1. Spätestens im Jahr 2013 hatte N. als Geschäftsführer der L. begonnen, von Vertragspartnern der L. Bestechungszahlungen zu fordern und diese durch Scheinrechnungen anderer Geschäftspartner zu verschleiern. Ab 2016 überzeugte N. auch den Angeklagten Re., in 24 Fällen Scheinrechnungen zur Verschleierung von Bestechungszahlungen anderer Unternehmer zu erstellen oder auf seine Firmen ausstellen zu lassen beziehungsweise Bestechungsgelder an ihn weiterzuleiten (Fälle C.I.5.c) 1. bis 24. der Urteilsgründe).

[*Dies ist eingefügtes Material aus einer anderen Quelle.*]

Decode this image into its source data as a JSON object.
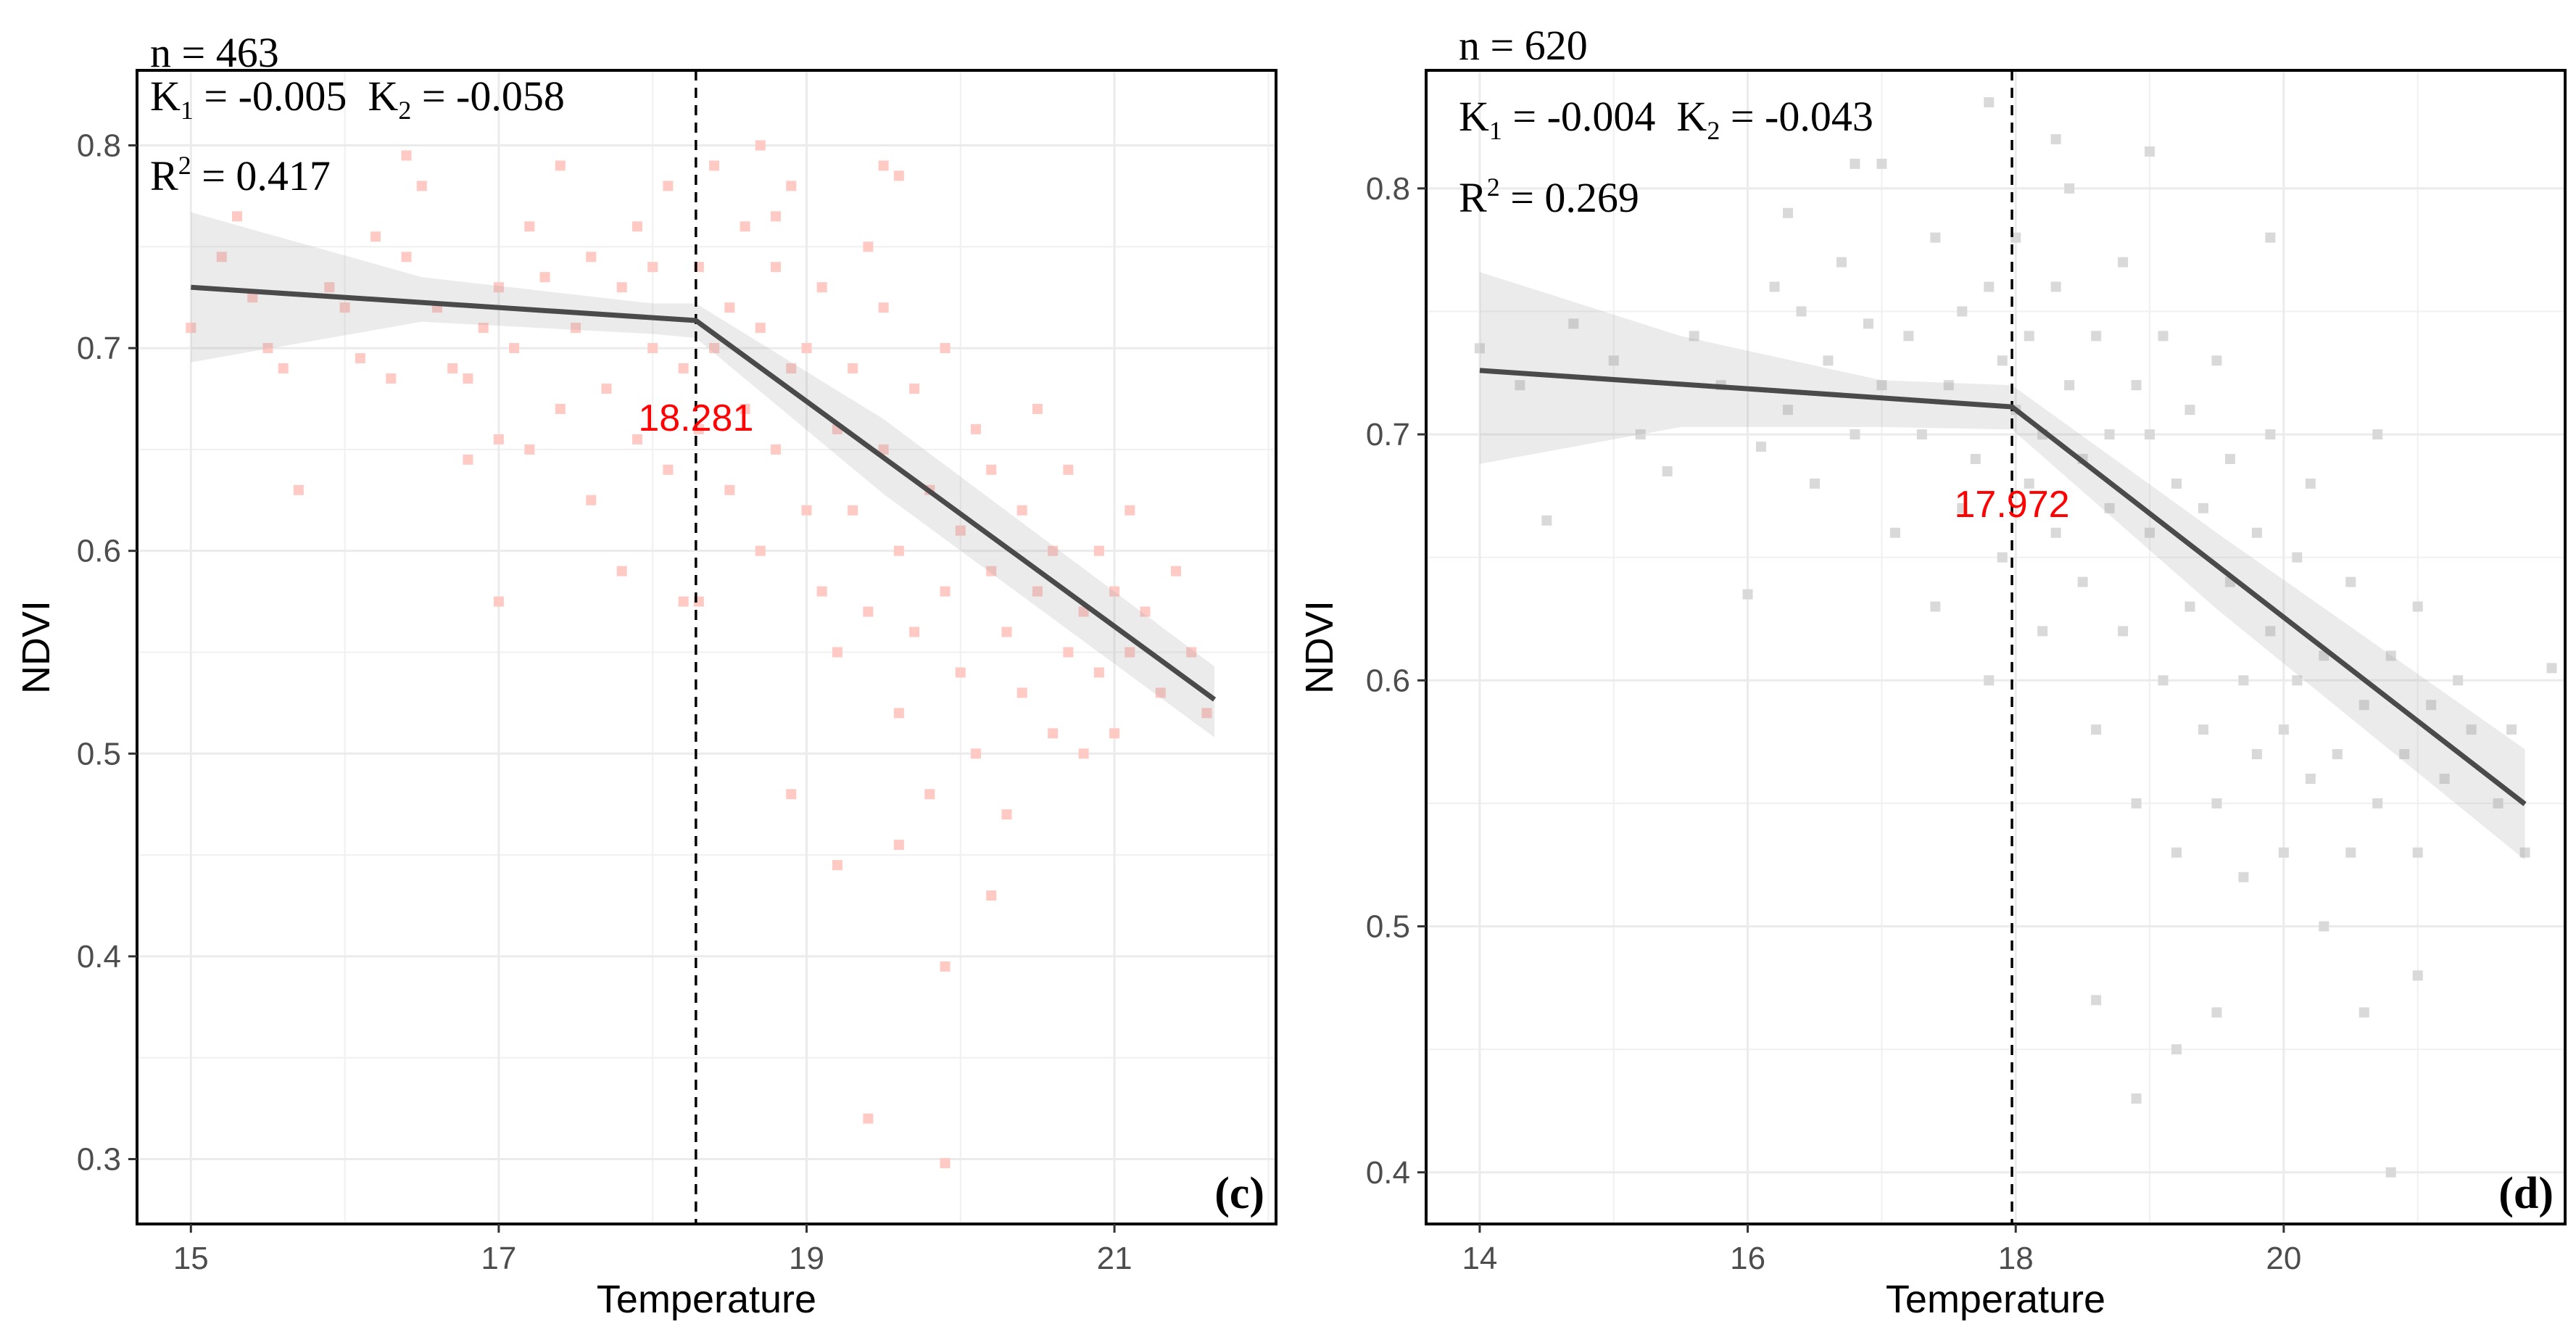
{
  "chart_data": [
    {
      "type": "scatter",
      "panel_label": "(c)",
      "n_text": "n = 463",
      "k1_text": "K",
      "k1_sub": "1",
      "k1_value": " = -0.005",
      "k2_text": "K",
      "k2_sub": "2",
      "k2_value": " = -0.058",
      "r2_text": "R",
      "r2_sup": "2",
      "r2_value": " = 0.417",
      "breakpoint": 18.281,
      "breakpoint_label": "18.281",
      "xlabel": "Temperature",
      "ylabel": "NDVI",
      "xlim": [
        14.65,
        22.05
      ],
      "ylim": [
        0.268,
        0.837
      ],
      "xticks": [
        15,
        17,
        19,
        21
      ],
      "xtick_labels": [
        "15",
        "17",
        "19",
        "21"
      ],
      "yticks": [
        0.3,
        0.4,
        0.5,
        0.6,
        0.7,
        0.8
      ],
      "ytick_labels": [
        "0.3",
        "0.4",
        "0.5",
        "0.6",
        "0.7",
        "0.8"
      ],
      "point_color": "#ffc9c4",
      "fit": {
        "x": [
          15.0,
          18.281,
          21.65
        ],
        "y": [
          0.73,
          0.7136,
          0.5267
        ]
      },
      "ci_upper": {
        "x": [
          15.0,
          16.5,
          18.0,
          18.281,
          19.5,
          21.65
        ],
        "y": [
          0.767,
          0.735,
          0.722,
          0.722,
          0.665,
          0.543
        ]
      },
      "ci_lower": {
        "x": [
          15.0,
          16.5,
          18.0,
          18.281,
          19.5,
          21.65
        ],
        "y": [
          0.693,
          0.713,
          0.707,
          0.705,
          0.628,
          0.508
        ]
      },
      "points": [
        [
          15.0,
          0.71
        ],
        [
          15.2,
          0.745
        ],
        [
          15.4,
          0.725
        ],
        [
          15.5,
          0.7
        ],
        [
          15.6,
          0.69
        ],
        [
          15.7,
          0.63
        ],
        [
          15.9,
          0.73
        ],
        [
          16.0,
          0.72
        ],
        [
          16.1,
          0.695
        ],
        [
          16.2,
          0.755
        ],
        [
          16.3,
          0.685
        ],
        [
          16.4,
          0.745
        ],
        [
          16.5,
          0.78
        ],
        [
          16.6,
          0.72
        ],
        [
          16.7,
          0.69
        ],
        [
          16.8,
          0.685
        ],
        [
          16.9,
          0.71
        ],
        [
          17.0,
          0.73
        ],
        [
          17.0,
          0.655
        ],
        [
          17.1,
          0.7
        ],
        [
          17.2,
          0.76
        ],
        [
          17.2,
          0.65
        ],
        [
          17.3,
          0.735
        ],
        [
          17.4,
          0.79
        ],
        [
          17.4,
          0.67
        ],
        [
          17.5,
          0.71
        ],
        [
          17.6,
          0.745
        ],
        [
          17.6,
          0.625
        ],
        [
          17.7,
          0.68
        ],
        [
          17.8,
          0.73
        ],
        [
          17.8,
          0.59
        ],
        [
          17.9,
          0.76
        ],
        [
          17.9,
          0.655
        ],
        [
          18.0,
          0.7
        ],
        [
          18.0,
          0.74
        ],
        [
          18.1,
          0.64
        ],
        [
          18.1,
          0.78
        ],
        [
          18.2,
          0.69
        ],
        [
          18.2,
          0.575
        ],
        [
          18.3,
          0.74
        ],
        [
          18.3,
          0.66
        ],
        [
          18.4,
          0.7
        ],
        [
          18.4,
          0.79
        ],
        [
          18.5,
          0.63
        ],
        [
          18.5,
          0.72
        ],
        [
          18.6,
          0.67
        ],
        [
          18.6,
          0.76
        ],
        [
          18.7,
          0.6
        ],
        [
          18.7,
          0.71
        ],
        [
          18.8,
          0.74
        ],
        [
          18.8,
          0.65
        ],
        [
          18.9,
          0.69
        ],
        [
          18.9,
          0.78
        ],
        [
          19.0,
          0.62
        ],
        [
          19.0,
          0.7
        ],
        [
          19.1,
          0.58
        ],
        [
          19.1,
          0.73
        ],
        [
          19.2,
          0.66
        ],
        [
          19.2,
          0.55
        ],
        [
          19.3,
          0.69
        ],
        [
          19.3,
          0.62
        ],
        [
          19.4,
          0.75
        ],
        [
          19.4,
          0.57
        ],
        [
          19.5,
          0.65
        ],
        [
          19.5,
          0.72
        ],
        [
          19.6,
          0.6
        ],
        [
          19.6,
          0.52
        ],
        [
          19.7,
          0.68
        ],
        [
          19.7,
          0.56
        ],
        [
          19.8,
          0.63
        ],
        [
          19.8,
          0.48
        ],
        [
          19.9,
          0.7
        ],
        [
          19.9,
          0.58
        ],
        [
          20.0,
          0.61
        ],
        [
          20.0,
          0.54
        ],
        [
          20.1,
          0.66
        ],
        [
          20.1,
          0.5
        ],
        [
          20.2,
          0.59
        ],
        [
          20.2,
          0.64
        ],
        [
          20.3,
          0.56
        ],
        [
          20.3,
          0.47
        ],
        [
          20.4,
          0.62
        ],
        [
          20.4,
          0.53
        ],
        [
          20.5,
          0.67
        ],
        [
          20.5,
          0.58
        ],
        [
          20.6,
          0.51
        ],
        [
          20.6,
          0.6
        ],
        [
          20.7,
          0.55
        ],
        [
          20.7,
          0.64
        ],
        [
          20.8,
          0.57
        ],
        [
          20.8,
          0.5
        ],
        [
          20.9,
          0.6
        ],
        [
          20.9,
          0.54
        ],
        [
          21.0,
          0.58
        ],
        [
          21.0,
          0.51
        ],
        [
          21.1,
          0.62
        ],
        [
          21.1,
          0.55
        ],
        [
          21.2,
          0.57
        ],
        [
          21.3,
          0.53
        ],
        [
          21.4,
          0.59
        ],
        [
          21.5,
          0.55
        ],
        [
          21.6,
          0.52
        ],
        [
          19.9,
          0.395
        ],
        [
          19.4,
          0.32
        ],
        [
          19.9,
          0.298
        ],
        [
          18.9,
          0.48
        ],
        [
          19.2,
          0.445
        ],
        [
          19.6,
          0.455
        ],
        [
          20.2,
          0.43
        ],
        [
          17.0,
          0.575
        ],
        [
          18.3,
          0.575
        ],
        [
          16.8,
          0.645
        ],
        [
          15.3,
          0.765
        ],
        [
          16.4,
          0.795
        ],
        [
          18.7,
          0.8
        ],
        [
          19.5,
          0.79
        ],
        [
          19.6,
          0.785
        ],
        [
          18.8,
          0.765
        ]
      ]
    },
    {
      "type": "scatter",
      "panel_label": "(d)",
      "n_text": "n = 620",
      "k1_text": "K",
      "k1_sub": "1",
      "k1_value": " = -0.004",
      "k2_text": "K",
      "k2_sub": "2",
      "k2_value": " = -0.043",
      "r2_text": "R",
      "r2_sup": "2",
      "r2_value": " = 0.269",
      "breakpoint": 17.972,
      "breakpoint_label": "17.972",
      "xlabel": "Temperature",
      "ylabel": "NDVI",
      "xlim": [
        13.6,
        22.1
      ],
      "ylim": [
        0.379,
        0.848
      ],
      "xticks": [
        14,
        16,
        18,
        20
      ],
      "xtick_labels": [
        "14",
        "16",
        "18",
        "20"
      ],
      "yticks": [
        0.4,
        0.5,
        0.6,
        0.7,
        0.8
      ],
      "ytick_labels": [
        "0.4",
        "0.5",
        "0.6",
        "0.7",
        "0.8"
      ],
      "point_color": "#d9d9d9",
      "fit": {
        "x": [
          14.0,
          17.972,
          21.8
        ],
        "y": [
          0.726,
          0.7112,
          0.5497
        ]
      },
      "ci_upper": {
        "x": [
          14.0,
          15.5,
          17.0,
          17.972,
          19.5,
          21.8
        ],
        "y": [
          0.766,
          0.74,
          0.722,
          0.72,
          0.66,
          0.572
        ]
      },
      "ci_lower": {
        "x": [
          14.0,
          15.5,
          17.0,
          17.972,
          19.5,
          21.8
        ],
        "y": [
          0.688,
          0.703,
          0.703,
          0.702,
          0.629,
          0.527
        ]
      },
      "points": [
        [
          14.0,
          0.735
        ],
        [
          14.3,
          0.72
        ],
        [
          14.5,
          0.665
        ],
        [
          14.7,
          0.745
        ],
        [
          15.0,
          0.73
        ],
        [
          15.2,
          0.7
        ],
        [
          15.4,
          0.685
        ],
        [
          15.6,
          0.74
        ],
        [
          15.8,
          0.72
        ],
        [
          16.0,
          0.635
        ],
        [
          16.1,
          0.695
        ],
        [
          16.2,
          0.76
        ],
        [
          16.3,
          0.71
        ],
        [
          16.4,
          0.75
        ],
        [
          16.5,
          0.68
        ],
        [
          16.6,
          0.73
        ],
        [
          16.7,
          0.77
        ],
        [
          16.8,
          0.7
        ],
        [
          16.9,
          0.745
        ],
        [
          17.0,
          0.72
        ],
        [
          17.0,
          0.81
        ],
        [
          17.1,
          0.66
        ],
        [
          17.2,
          0.74
        ],
        [
          17.3,
          0.7
        ],
        [
          17.4,
          0.78
        ],
        [
          17.4,
          0.63
        ],
        [
          17.5,
          0.72
        ],
        [
          17.6,
          0.75
        ],
        [
          17.6,
          0.67
        ],
        [
          17.7,
          0.69
        ],
        [
          17.8,
          0.76
        ],
        [
          17.8,
          0.6
        ],
        [
          17.9,
          0.73
        ],
        [
          17.9,
          0.65
        ],
        [
          18.0,
          0.71
        ],
        [
          18.0,
          0.78
        ],
        [
          18.1,
          0.68
        ],
        [
          18.1,
          0.74
        ],
        [
          18.2,
          0.62
        ],
        [
          18.2,
          0.7
        ],
        [
          18.3,
          0.76
        ],
        [
          18.3,
          0.66
        ],
        [
          18.4,
          0.72
        ],
        [
          18.4,
          0.8
        ],
        [
          18.5,
          0.69
        ],
        [
          18.5,
          0.64
        ],
        [
          18.6,
          0.74
        ],
        [
          18.6,
          0.58
        ],
        [
          18.7,
          0.7
        ],
        [
          18.7,
          0.67
        ],
        [
          18.8,
          0.77
        ],
        [
          18.8,
          0.62
        ],
        [
          18.9,
          0.72
        ],
        [
          18.9,
          0.55
        ],
        [
          19.0,
          0.7
        ],
        [
          19.0,
          0.66
        ],
        [
          19.1,
          0.74
        ],
        [
          19.1,
          0.6
        ],
        [
          19.2,
          0.68
        ],
        [
          19.2,
          0.53
        ],
        [
          19.3,
          0.71
        ],
        [
          19.3,
          0.63
        ],
        [
          19.4,
          0.58
        ],
        [
          19.4,
          0.67
        ],
        [
          19.5,
          0.73
        ],
        [
          19.5,
          0.55
        ],
        [
          19.6,
          0.64
        ],
        [
          19.6,
          0.69
        ],
        [
          19.7,
          0.6
        ],
        [
          19.7,
          0.52
        ],
        [
          19.8,
          0.66
        ],
        [
          19.8,
          0.57
        ],
        [
          19.9,
          0.62
        ],
        [
          19.9,
          0.7
        ],
        [
          20.0,
          0.58
        ],
        [
          20.0,
          0.53
        ],
        [
          20.1,
          0.65
        ],
        [
          20.1,
          0.6
        ],
        [
          20.2,
          0.56
        ],
        [
          20.2,
          0.68
        ],
        [
          20.3,
          0.61
        ],
        [
          20.3,
          0.5
        ],
        [
          20.4,
          0.57
        ],
        [
          20.5,
          0.64
        ],
        [
          20.5,
          0.53
        ],
        [
          20.6,
          0.59
        ],
        [
          20.7,
          0.55
        ],
        [
          20.7,
          0.7
        ],
        [
          20.8,
          0.61
        ],
        [
          20.9,
          0.57
        ],
        [
          21.0,
          0.53
        ],
        [
          21.0,
          0.63
        ],
        [
          21.1,
          0.59
        ],
        [
          21.2,
          0.56
        ],
        [
          21.3,
          0.6
        ],
        [
          21.4,
          0.58
        ],
        [
          21.6,
          0.55
        ],
        [
          21.8,
          0.53
        ],
        [
          22.0,
          0.605
        ],
        [
          21.7,
          0.58
        ],
        [
          20.6,
          0.465
        ],
        [
          20.8,
          0.4
        ],
        [
          21.0,
          0.48
        ],
        [
          19.2,
          0.45
        ],
        [
          18.6,
          0.47
        ],
        [
          18.9,
          0.43
        ],
        [
          19.5,
          0.465
        ],
        [
          18.3,
          0.82
        ],
        [
          19.0,
          0.815
        ],
        [
          17.8,
          0.835
        ],
        [
          16.8,
          0.81
        ],
        [
          16.3,
          0.79
        ],
        [
          19.9,
          0.78
        ]
      ]
    }
  ]
}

2. Der Angeklagte R. forderte ab Mai 2017 Bestechungsleistungen von dem Angeklagten Re. als Gegenleistung für die bevorzugte Erteilung weiterer Aufträge an die Gesellschaft I. (Fälle C.I.3.c) und d) (1) (a) bis (c) sowie (2) (a) bis (d) der Urteilsgründe). Daneben verlangte N. in Absprache mit dem Angeklagten R. im Zeitraum vom 15. Dezember 2017 bis zum 16. April 2019 vom Angeklagten Re. Bestechungszahlungen für die künftige Erteilung von Aufträgen von der L. an die U., die der Angeklagte Re. erbrachte und die N. und R. unter sich aufteilten (Fälle C.I.4.b) (1) bis (17) der Urteilsgründe). Die Angeklagten R. und Re. handelten dabei in den Fällen C.I.3. und 4. der Urteilsgründe jeweils in der Absicht, sich eine laufende nicht unerhebliche zusätzliche Einkommensquelle zu verschaffen. Im Einzelnen:

a) Fälle C.I.3.c) und d) (1) (a) bis (c) sowie (2) (a) bis (d) der Urteilsgründe aa)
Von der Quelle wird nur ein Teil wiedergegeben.